The Radium Engineering rail has a larger bore size than my AMS fuel rail. Hopefully this helps to aid the situation. The left side port that goes to the FPR uses a 3/8 NPT fitting. The middle port and right port use a -8 ORB (O-Ring Boss) fitting.
I'm impressed with the quality of this thing and the way it looks in general. Let's just hope that it works as well as it looks.
With the progress you said Aaron has made vs the previous tuner in getting that lean spot worked out, I'm fairly confident that this will at least help enough that the lean spot can be tuned around more easily.
With the progress you said Aaron has made vs the previous tuner in getting that lean spot worked out, I'm fairly confident that this will at least help enough that the lean spot can be tuned around more easily.
Exactly! It should help with fueling consistency everywhere, which was a big problem for my car. I noticed that some cars even come with an oem FPD. I'm not sure why the evo didn't.
The lean issue is gone, gone to hell where it belongs !
The HPD smoothed out my fueling at all RPM's. My AFR's are much more consistent now and I can't feel any more shuttering, bogging, or sudden drops in power. This was a very abstract and difficult issue to identify so hopefully more people will find this solution so that it will become more well known. Who knew fluid harmonics could cause such an impact even under 43.5 psi of base fuel pressure. You'd think that fuel is being forced into every crevice of the fuel rail at all times right? Wrong. The pulses in between can change that horribly and they must be dampened.
Cleaning and prep
Installed
All what's left to do now is continue to tune. Need to do Tires and brakes in the near future...

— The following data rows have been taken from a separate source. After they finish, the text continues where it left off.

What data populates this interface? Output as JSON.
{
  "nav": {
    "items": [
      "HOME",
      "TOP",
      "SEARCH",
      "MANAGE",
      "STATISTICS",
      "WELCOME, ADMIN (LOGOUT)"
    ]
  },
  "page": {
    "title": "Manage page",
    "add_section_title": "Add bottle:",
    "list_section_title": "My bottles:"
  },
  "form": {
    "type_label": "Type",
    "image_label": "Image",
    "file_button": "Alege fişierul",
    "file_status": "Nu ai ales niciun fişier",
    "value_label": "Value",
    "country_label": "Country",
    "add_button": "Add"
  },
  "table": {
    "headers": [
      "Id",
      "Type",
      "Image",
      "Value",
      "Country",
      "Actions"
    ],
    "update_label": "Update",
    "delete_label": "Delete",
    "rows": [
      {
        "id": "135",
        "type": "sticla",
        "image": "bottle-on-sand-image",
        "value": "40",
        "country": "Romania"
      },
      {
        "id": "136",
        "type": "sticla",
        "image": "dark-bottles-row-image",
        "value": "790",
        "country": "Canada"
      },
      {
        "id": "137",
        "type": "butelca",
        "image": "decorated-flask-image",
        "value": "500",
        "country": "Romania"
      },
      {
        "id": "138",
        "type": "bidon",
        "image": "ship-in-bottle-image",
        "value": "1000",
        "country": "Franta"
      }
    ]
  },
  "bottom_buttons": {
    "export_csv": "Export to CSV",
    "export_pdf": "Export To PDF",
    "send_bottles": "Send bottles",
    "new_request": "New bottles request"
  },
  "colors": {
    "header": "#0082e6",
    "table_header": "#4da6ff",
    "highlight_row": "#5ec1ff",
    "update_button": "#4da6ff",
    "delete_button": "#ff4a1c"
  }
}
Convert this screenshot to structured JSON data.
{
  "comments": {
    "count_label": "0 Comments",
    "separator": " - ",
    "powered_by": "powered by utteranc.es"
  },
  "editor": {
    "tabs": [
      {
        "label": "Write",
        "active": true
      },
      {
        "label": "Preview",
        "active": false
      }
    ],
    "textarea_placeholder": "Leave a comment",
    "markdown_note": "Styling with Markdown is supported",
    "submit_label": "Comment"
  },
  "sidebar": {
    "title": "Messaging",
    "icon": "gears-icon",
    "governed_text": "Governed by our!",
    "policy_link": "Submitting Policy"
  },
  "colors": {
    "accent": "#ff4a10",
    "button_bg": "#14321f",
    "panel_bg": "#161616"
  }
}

I take it you went through the same frustrating experience? Looks awesome man. I just wish I knew about this before I let my engine eat the problem during break in and all the driving i've already done. Who knows how much damage i've caused
I take it you went through the same frustrating experience? Looks awesome man. I just wish I knew about this before I let me engine eat the problem during break in and all the driving i've already done. Who knows how much damage i've caused
-pal215
I haven't used it yet, so it was an impulse buy for me. Aaron shouldbe seeing my car in the next couple weeks, I'm almost done.
Just when you thought you were done !
There is always something to do, I hate it sometimes but, we are car guys, we deal with it and keep it pushin 100
Just when you thought you were done !
There is always something to do, I hate it sometimes but, we are car guys, we deal with it and keep it pushin 100
Originally Posted by Sharkbite2000
She's gong along way.
Absolutely guys, if it's not one thing it's another. I know that many people will take on a build like this and when things start to get frustrating, expensive, or hopeless they will give up on it and sell the whole thing. The thing is, I already know how extraordinary the evo is when it is actually working properly. I'm addicted to that and I want that back. I will stop at nothing until I get there because I actually had that for 5 years until I blew the oem IX motor .
Back then, it was incredible. I would jump on the road with a stock block, stock cams, stock turbo, MAF tuned, E85 evo 9, still destroy nearly everything in site, drive to Vegas from San Diego and back, do the same thing again, and no harm was done. Not a even a quart of oil burned.
The car is far from perfect, but I've come too far to turn back now.